Le ONG hanno incluso nel loro conteggio persone legate ad aziende la cui attività principale non sono i combustibili fossili, come EDF o il campione danese delle energie rinnovabili Orsted. Abbastanza per mettere in prospettiva il numero esatto di persone affiliate agli idrocarburi presenti a Baku. Secondo Mediapart sì “almeno 196 rappresentanti diretti di colossi globali” di questi combustibili accreditati per il vertice. Al contrario, “Sono presenti anche altre industrie inquinanti profondamente implicate nella crisi climatica, come la finanza, l’agroalimentare e i trasporti”, ma non sono stati presi in considerazione nell’analisi delle ONG.
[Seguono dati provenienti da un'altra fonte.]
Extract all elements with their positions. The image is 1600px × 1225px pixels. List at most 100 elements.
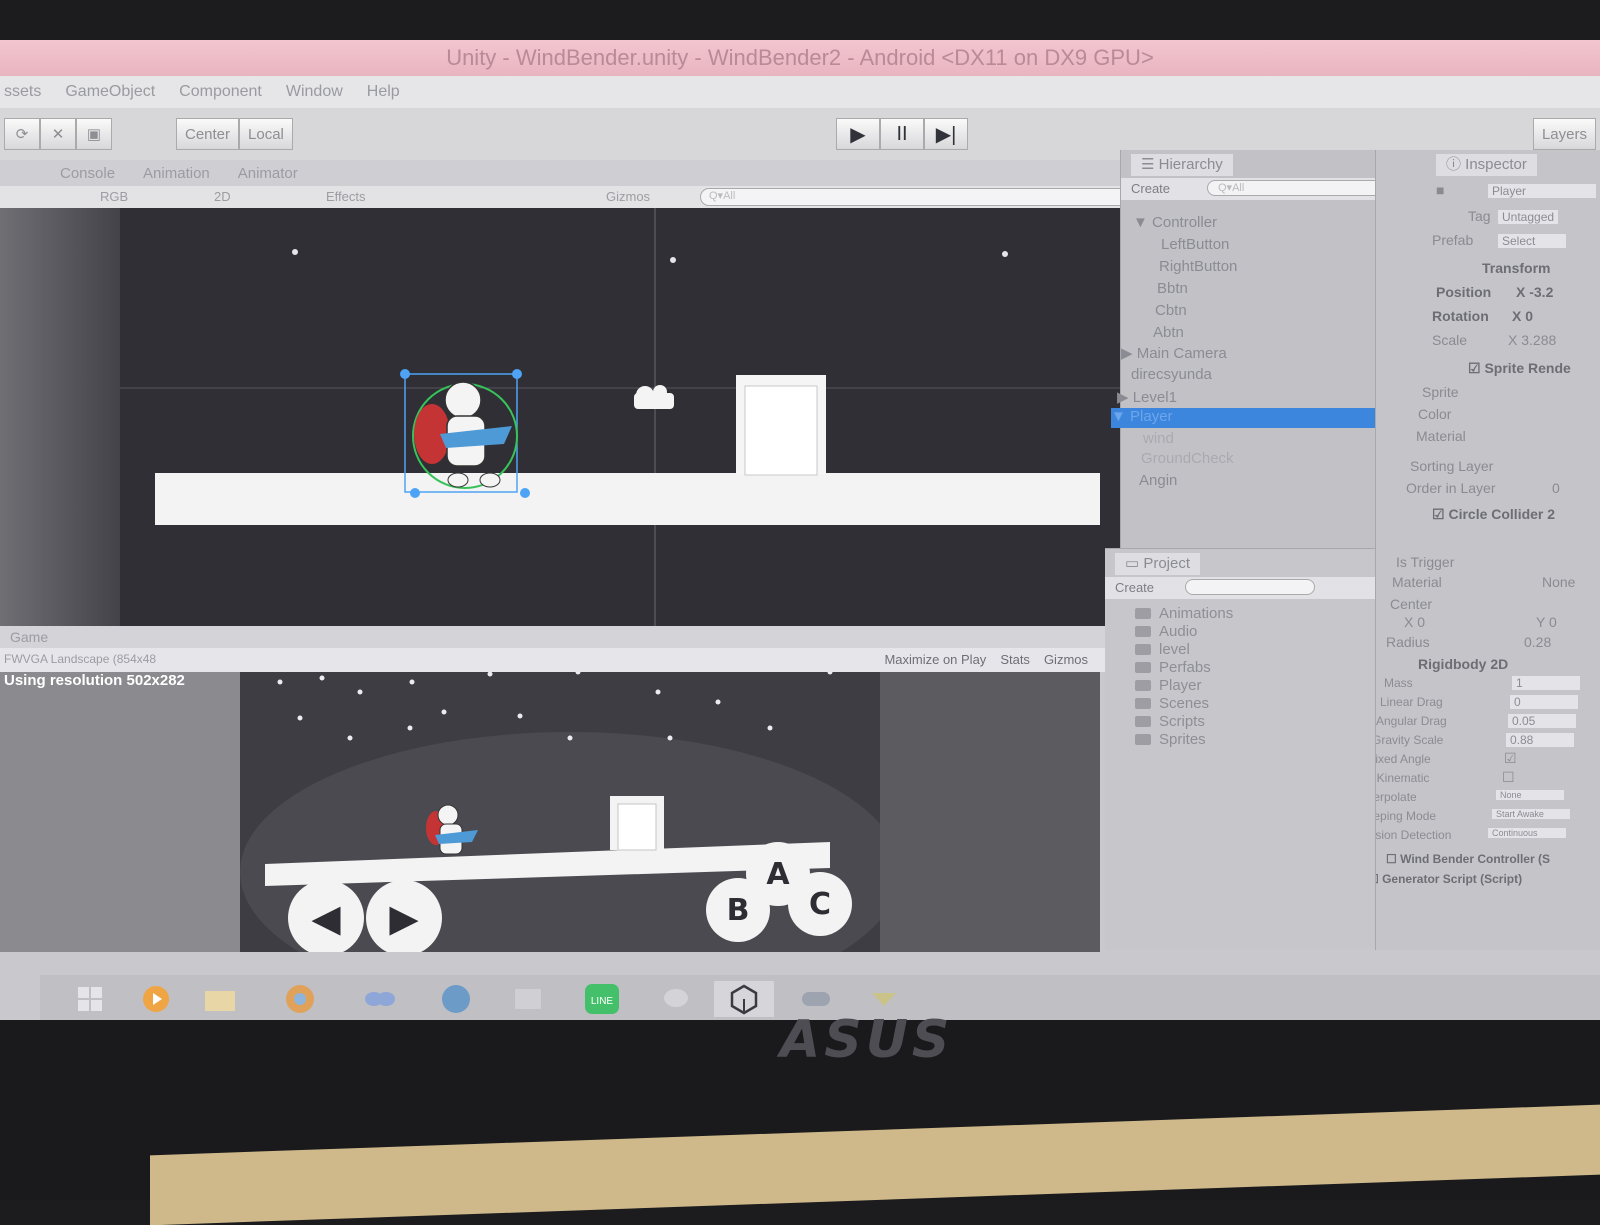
menu-component[interactable]: Component: [179, 83, 262, 101]
maximize-on-play-toggle[interactable]: Maximize on Play: [884, 652, 986, 667]
scene-search-input[interactable]: Q▾All: [700, 188, 1132, 206]
app-icon-gray[interactable]: [498, 981, 558, 1017]
gravity-scale-field[interactable]: 0.88: [1506, 733, 1574, 747]
folder-animations[interactable]: Animations: [1135, 605, 1233, 622]
browser-globe-icon[interactable]: [426, 981, 486, 1017]
start-button-icon[interactable]: [60, 981, 120, 1017]
fixed-angle-checkbox[interactable]: ☑: [1504, 750, 1517, 767]
object-name-field[interactable]: Player: [1488, 184, 1596, 198]
hierarchy-item-direcsyunda[interactable]: direcsyunda: [1131, 366, 1212, 383]
hierarchy-create-button[interactable]: Create: [1131, 181, 1170, 196]
hierarchy-item-wind[interactable]: wind: [1143, 430, 1174, 447]
tab-project[interactable]: ▭ Project: [1115, 553, 1201, 575]
folder-player[interactable]: Player: [1135, 677, 1202, 694]
play-button[interactable]: ▶: [836, 118, 880, 150]
app-icon-blue[interactable]: [350, 981, 410, 1017]
line-chat-icon[interactable]: LINE: [572, 981, 632, 1017]
media-player-icon[interactable]: [126, 981, 186, 1017]
scale-tool-icon[interactable]: ✕: [40, 118, 76, 150]
folder-scripts[interactable]: Scripts: [1135, 713, 1205, 730]
rotation-x-field[interactable]: X 0: [1512, 308, 1533, 324]
folder-level[interactable]: level: [1135, 641, 1190, 658]
folder-scenes[interactable]: Scenes: [1135, 695, 1209, 712]
game-gizmos-dropdown[interactable]: Gizmos: [1044, 652, 1088, 667]
circle-collider-header[interactable]: ☑ Circle Collider 2: [1432, 506, 1555, 523]
pivot-local-button[interactable]: Local: [239, 118, 293, 150]
project-create-button[interactable]: Create: [1115, 580, 1154, 595]
unity-icon[interactable]: [714, 981, 774, 1017]
rigidbody-header[interactable]: Rigidbody 2D: [1418, 656, 1508, 672]
sleeping-mode-dropdown[interactable]: Start Awake: [1492, 809, 1570, 819]
collider-material-field[interactable]: None: [1542, 574, 1575, 590]
center-x-field[interactable]: X 0: [1404, 614, 1425, 630]
menu-help[interactable]: Help: [367, 83, 400, 101]
menu-window[interactable]: Window: [286, 83, 343, 101]
generator-script-header[interactable]: ☐ Generator Script (Script): [1376, 872, 1522, 886]
layers-dropdown[interactable]: Layers: [1532, 118, 1596, 152]
layers-button[interactable]: Layers: [1532, 118, 1596, 150]
aspect-dropdown[interactable]: FWVGA Landscape (854x48: [4, 652, 156, 666]
transform-header[interactable]: Transform: [1482, 260, 1550, 276]
project-search-input[interactable]: [1185, 579, 1315, 595]
center-y-field[interactable]: Y 0: [1536, 614, 1557, 630]
pause-button[interactable]: II: [880, 118, 924, 150]
menu-assets[interactable]: ssets: [4, 83, 41, 101]
angular-drag-field[interactable]: 0.05: [1508, 714, 1576, 728]
interpolate-dropdown[interactable]: None: [1496, 790, 1564, 800]
folder-perfabs[interactable]: Perfabs: [1135, 659, 1211, 676]
tab-animator[interactable]: Animator: [238, 165, 298, 182]
folder-audio[interactable]: Audio: [1135, 623, 1197, 640]
right-arrow-button[interactable]: ▶: [366, 880, 442, 952]
chrome-icon[interactable]: [270, 981, 330, 1017]
hierarchy-item-leftbutton[interactable]: LeftButton: [1161, 236, 1229, 253]
wind-bender-script-header[interactable]: ☐ Wind Bender Controller (S: [1386, 852, 1550, 866]
is-kinematic-checkbox[interactable]: ☐: [1502, 769, 1515, 786]
c-button[interactable]: C: [788, 872, 852, 936]
step-button[interactable]: ▶|: [924, 118, 968, 150]
hierarchy-item-level1[interactable]: ▶ Level1: [1117, 388, 1177, 406]
tab-hierarchy[interactable]: ☰ Hierarchy: [1131, 154, 1233, 176]
scale-x-field[interactable]: X 3.288: [1508, 332, 1556, 348]
position-x-field[interactable]: X -3.2: [1516, 284, 1553, 300]
collision-detection-dropdown[interactable]: Continuous: [1488, 828, 1566, 838]
hierarchy-item-bbtn[interactable]: Bbtn: [1157, 280, 1188, 297]
hierarchy-item-controller[interactable]: ▼ Controller: [1133, 214, 1217, 231]
rotate-tool-icon[interactable]: ⟳: [4, 118, 40, 150]
effects-dropdown[interactable]: Effects: [326, 189, 366, 204]
tab-animation[interactable]: Animation: [143, 165, 210, 182]
hierarchy-item-angin[interactable]: Angin: [1139, 472, 1177, 489]
render-mode-dropdown[interactable]: RGB: [100, 189, 128, 204]
tab-game[interactable]: Game: [10, 629, 48, 645]
menu-gameobject[interactable]: GameObject: [65, 83, 155, 101]
hierarchy-search-input[interactable]: Q▾All: [1207, 180, 1402, 196]
tab-console[interactable]: Console: [60, 165, 115, 182]
hierarchy-item-abtn[interactable]: Abtn: [1153, 324, 1184, 341]
file-explorer-icon[interactable]: [190, 981, 250, 1017]
laptop-screen: Unity - WindBender.unity - WindBender2 -…: [0, 40, 1600, 1020]
scene-view[interactable]: [0, 208, 1120, 626]
folder-sprites[interactable]: Sprites: [1135, 731, 1206, 748]
mass-label: Mass: [1384, 676, 1413, 690]
hierarchy-item-groundcheck[interactable]: GroundCheck: [1141, 450, 1234, 467]
mode-2d-toggle[interactable]: 2D: [214, 189, 231, 204]
order-in-layer-field[interactable]: 0: [1552, 480, 1560, 496]
sprite-renderer-header[interactable]: ☑ Sprite Rende: [1468, 360, 1571, 377]
hierarchy-item-player[interactable]: ▼ Player: [1111, 408, 1397, 428]
game-view[interactable]: ◀ ▶ A B C Using resolution 502x282: [0, 672, 1100, 952]
pivot-center-button[interactable]: Center: [176, 118, 240, 150]
linear-drag-field[interactable]: 0: [1510, 695, 1578, 709]
tag-dropdown[interactable]: Untagged: [1498, 210, 1559, 224]
prefab-select-button[interactable]: Select: [1498, 234, 1566, 248]
hierarchy-item-main-camera[interactable]: ▶ Main Camera: [1121, 344, 1227, 362]
b-button[interactable]: B: [706, 878, 770, 942]
scene-gizmos-dropdown[interactable]: Gizmos: [606, 189, 650, 204]
hierarchy-item-rightbutton[interactable]: RightButton: [1159, 258, 1237, 275]
tab-inspector[interactable]: ⓘ Inspector: [1436, 154, 1537, 176]
left-arrow-button[interactable]: ◀: [288, 880, 364, 952]
hierarchy-item-cbtn[interactable]: Cbtn: [1155, 302, 1187, 319]
stats-toggle[interactable]: Stats: [1000, 652, 1030, 667]
rect-tool-icon[interactable]: ▣: [76, 118, 112, 150]
radius-field[interactable]: 0.28: [1524, 634, 1551, 650]
chat-bubble-icon[interactable]: [646, 981, 706, 1017]
mass-field[interactable]: 1: [1512, 676, 1580, 690]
“Sì, siamo parte del problema”

Da parte francese, l'amministratore delegato della grande TotalEnergies, Patrick Pouyanné, era ansioso di fare il viaggio, come molti altri capi e consulenti del mondo dei fossili. Tutti si presentano come partner essenziali nella transizione energetica, anche se Total afferma chiaramente di volerlo fare. “crescere [sa] produzione di petrolio e gas”entro il 2030.
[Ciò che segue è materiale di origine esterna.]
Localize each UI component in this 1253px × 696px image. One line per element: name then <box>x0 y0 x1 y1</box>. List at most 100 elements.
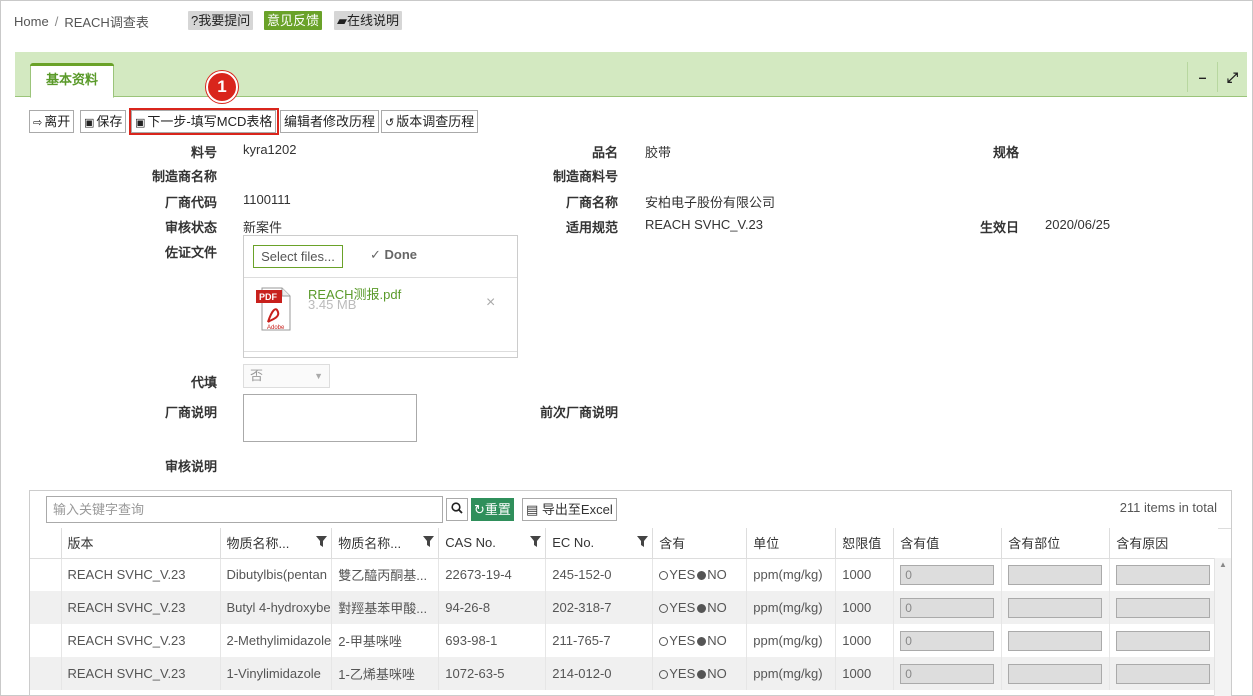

Venendo a trascorrere la giornata alla COP29, Patrick Pouyanné ha quindi difeso le azioni della sua azienda e del settore venerdì 15 novembre. “Sì, siamo parte del problema” climatico, ma “siamo in una logica di progresso continuo”Anche “se non andiamo mai abbastanza veloci” agli occhi della società, ha detto durante uno scambio nel padiglione dell'Azerbaigian con Rovshan Najaf, presidente della compagnia petrolifera nazionale Socar, e Fred Krupp, presidente dell'Environmental Defense Fund, una ONG americana. Lo ha spiegato l'amministratore delegato francese «segnale importante» l’accordo raggiunto lo scorso anno alla COP28 di Dubai, che riconosceva che il mondo deve guidare a “transizione” lontano dai combustibili fossili. Ma “Non dobbiamo credere che tra sei mesi, un anno, tutto questo finirà”ha detto, ricordando che la domanda europea di gas è recentemente aumentata. “So che l’emergenza c’è, ne sono consapevole”ha ammesso, sostenendo che tutto questo richiede “un po' di tempo”.